- Genre: Ssoap opera
- Directed by: Suresh Krissna
- Starring: Sivaranjani Sham AC.Murali Vijay Pirasanth
- Original language: Tamil
- No. of seasons: 1
- No. of episodes: 91

Production
- Producer: Suresh Krissna
- Camera setup: Multi-camera
- Running time: approx. 20-22 minutes per episode
- Production company: SK Suresh Krissna

Original release
- Network: Puthuyugam TV
- Release: 26 May – 10 October 2014

= Arangetram (TV series) =

Indian Tamil-language soap opera

Arangetram is a 2014 Indian-Tamil-language soap opera starring Sivaranjani, Sham, AC.Murali and Vijay Pirasanth. That aired on Puthuyugam TV from 26 May 2014 to 10 October 2014 on Monday through Friday at 08:00PM IST for 91 episodes.

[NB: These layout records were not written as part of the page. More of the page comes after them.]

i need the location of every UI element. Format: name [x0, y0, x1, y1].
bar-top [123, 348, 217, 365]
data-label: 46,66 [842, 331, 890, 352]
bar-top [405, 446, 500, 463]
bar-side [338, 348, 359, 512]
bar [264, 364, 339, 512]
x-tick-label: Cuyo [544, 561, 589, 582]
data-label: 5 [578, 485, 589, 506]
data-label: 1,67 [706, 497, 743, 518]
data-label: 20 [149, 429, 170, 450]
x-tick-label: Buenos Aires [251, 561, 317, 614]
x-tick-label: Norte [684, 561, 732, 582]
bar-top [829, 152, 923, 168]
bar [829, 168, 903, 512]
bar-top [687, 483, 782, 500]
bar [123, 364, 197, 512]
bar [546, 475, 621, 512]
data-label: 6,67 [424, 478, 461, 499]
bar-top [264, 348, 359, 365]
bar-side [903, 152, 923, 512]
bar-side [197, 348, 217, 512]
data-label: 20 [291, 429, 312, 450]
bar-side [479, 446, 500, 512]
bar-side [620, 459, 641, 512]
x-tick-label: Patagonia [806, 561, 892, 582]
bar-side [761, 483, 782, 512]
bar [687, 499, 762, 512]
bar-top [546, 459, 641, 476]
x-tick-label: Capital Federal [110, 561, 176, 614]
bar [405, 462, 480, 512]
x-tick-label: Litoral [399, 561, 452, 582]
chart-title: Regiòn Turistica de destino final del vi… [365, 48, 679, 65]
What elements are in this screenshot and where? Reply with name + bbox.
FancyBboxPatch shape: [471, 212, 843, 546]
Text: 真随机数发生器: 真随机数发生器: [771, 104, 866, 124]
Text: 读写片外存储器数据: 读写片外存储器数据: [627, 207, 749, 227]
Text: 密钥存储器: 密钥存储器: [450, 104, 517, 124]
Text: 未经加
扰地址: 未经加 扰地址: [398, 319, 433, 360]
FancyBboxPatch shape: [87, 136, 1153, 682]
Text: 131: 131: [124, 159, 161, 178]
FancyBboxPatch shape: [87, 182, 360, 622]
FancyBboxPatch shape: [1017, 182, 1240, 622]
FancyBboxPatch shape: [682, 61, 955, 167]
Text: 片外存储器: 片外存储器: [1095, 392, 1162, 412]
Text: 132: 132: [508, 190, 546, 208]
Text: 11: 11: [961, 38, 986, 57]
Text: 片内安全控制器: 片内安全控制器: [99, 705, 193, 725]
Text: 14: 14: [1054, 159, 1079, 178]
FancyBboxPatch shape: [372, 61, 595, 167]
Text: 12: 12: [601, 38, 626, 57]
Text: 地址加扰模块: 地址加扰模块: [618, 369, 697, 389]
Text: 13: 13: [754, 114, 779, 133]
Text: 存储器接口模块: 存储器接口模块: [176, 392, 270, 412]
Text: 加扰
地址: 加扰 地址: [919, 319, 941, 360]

The serial was produced and directed by the popular big screen director Suresh Krissna. The story was of a different type, when compared to many serial stories. It revolved around a young girl. She married a guy, a man of her dreams, with so much love and imagination. But destiny took a toll after the marriage. It was a disaster. She was raped by a gang of three to four rapists and was thrown away in the streets. It also aired in Malaysia Tamil Channel on Astro Vaanavil.

==Plot==
The story was about the girl Vijayalakshmi, who was the victim. She started fighting her own battle. The society, as in many circumstances, started blaming the victim, instead of the culprits. Vijayalakshmi, with strong heart and mind dealt with the society and the court and the rest of the story detailed her struggle to get the justice.

==Cast==
- Sivaranjani as Vijayalakshmi
- Sham
- AC.Murali
- Vijay Pirasanth
- Meenakshi
- Khirushna Kumar

==International broadcast==
- In Malaysia Tamil Channel on Astro Vaanavil.